Expedient lithic technology in complex sedentary societies: Use-wear, flake size, and edge angle on debitage from two ancient Maya sites

W. James Stemp, Elizabeth Graham, Christophe Helmke, Jaime J. Awe

Research output: Contribution to journalArticlepeer-review

2 Scopus citations

Abstract

In complex sedentary societies, debitage is often ignored when archaeologists turn their attention to the functional items necessary for the completion of various tasks. Lithic production debris recovered from ancient Maya sites is very rarely examined in this regard. The use-wear analysis of debitage from Maya sites not only assists in identifying the chipped stone artifacts that served as informal, ad hoc or expedient tools, but also reveals how the tools were utilized.
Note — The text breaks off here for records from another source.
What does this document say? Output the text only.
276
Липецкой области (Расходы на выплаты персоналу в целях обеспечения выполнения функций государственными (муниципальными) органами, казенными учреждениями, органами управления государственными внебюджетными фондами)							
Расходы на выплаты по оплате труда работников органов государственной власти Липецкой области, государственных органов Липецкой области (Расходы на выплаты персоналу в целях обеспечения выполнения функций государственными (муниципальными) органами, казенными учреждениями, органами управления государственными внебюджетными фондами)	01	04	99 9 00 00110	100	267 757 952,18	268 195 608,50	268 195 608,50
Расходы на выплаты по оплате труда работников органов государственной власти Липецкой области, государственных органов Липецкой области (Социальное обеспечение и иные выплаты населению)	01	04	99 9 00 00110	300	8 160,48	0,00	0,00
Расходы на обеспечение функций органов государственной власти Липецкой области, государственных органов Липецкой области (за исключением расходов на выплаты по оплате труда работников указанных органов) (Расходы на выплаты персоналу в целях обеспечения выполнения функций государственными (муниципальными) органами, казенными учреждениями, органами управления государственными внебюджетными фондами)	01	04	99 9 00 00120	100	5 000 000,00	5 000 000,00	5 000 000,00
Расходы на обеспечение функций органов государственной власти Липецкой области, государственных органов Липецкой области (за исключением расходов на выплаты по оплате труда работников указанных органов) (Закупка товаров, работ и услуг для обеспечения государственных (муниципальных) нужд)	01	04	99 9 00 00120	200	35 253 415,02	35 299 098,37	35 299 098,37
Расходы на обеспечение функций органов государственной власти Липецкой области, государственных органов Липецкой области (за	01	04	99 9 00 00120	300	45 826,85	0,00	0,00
Use-wear analysis of the chipped chert and chalcedony debitage from two sites in Belize, namely Terminal Classic (A.D. 830 – 950) Pook's Hill and Late Postclassic-Early Spanish Colonial (ca. A.D. 1400 – 1700) San Pedro, demonstrates the important role of expedient tools in the daily lives of the ancient Maya. This study of use-wear also reveals the variation in flake use in terms of tool size and edge angle. Analysis of the debitage from Pook's Hill and San Pedro enables a more complete understanding—than would be gained from a study of finished formal tools, alone—of the larger technological, socio-economic and environmental implications of settlement in a forested river valley on the mainland versus an offshore caye.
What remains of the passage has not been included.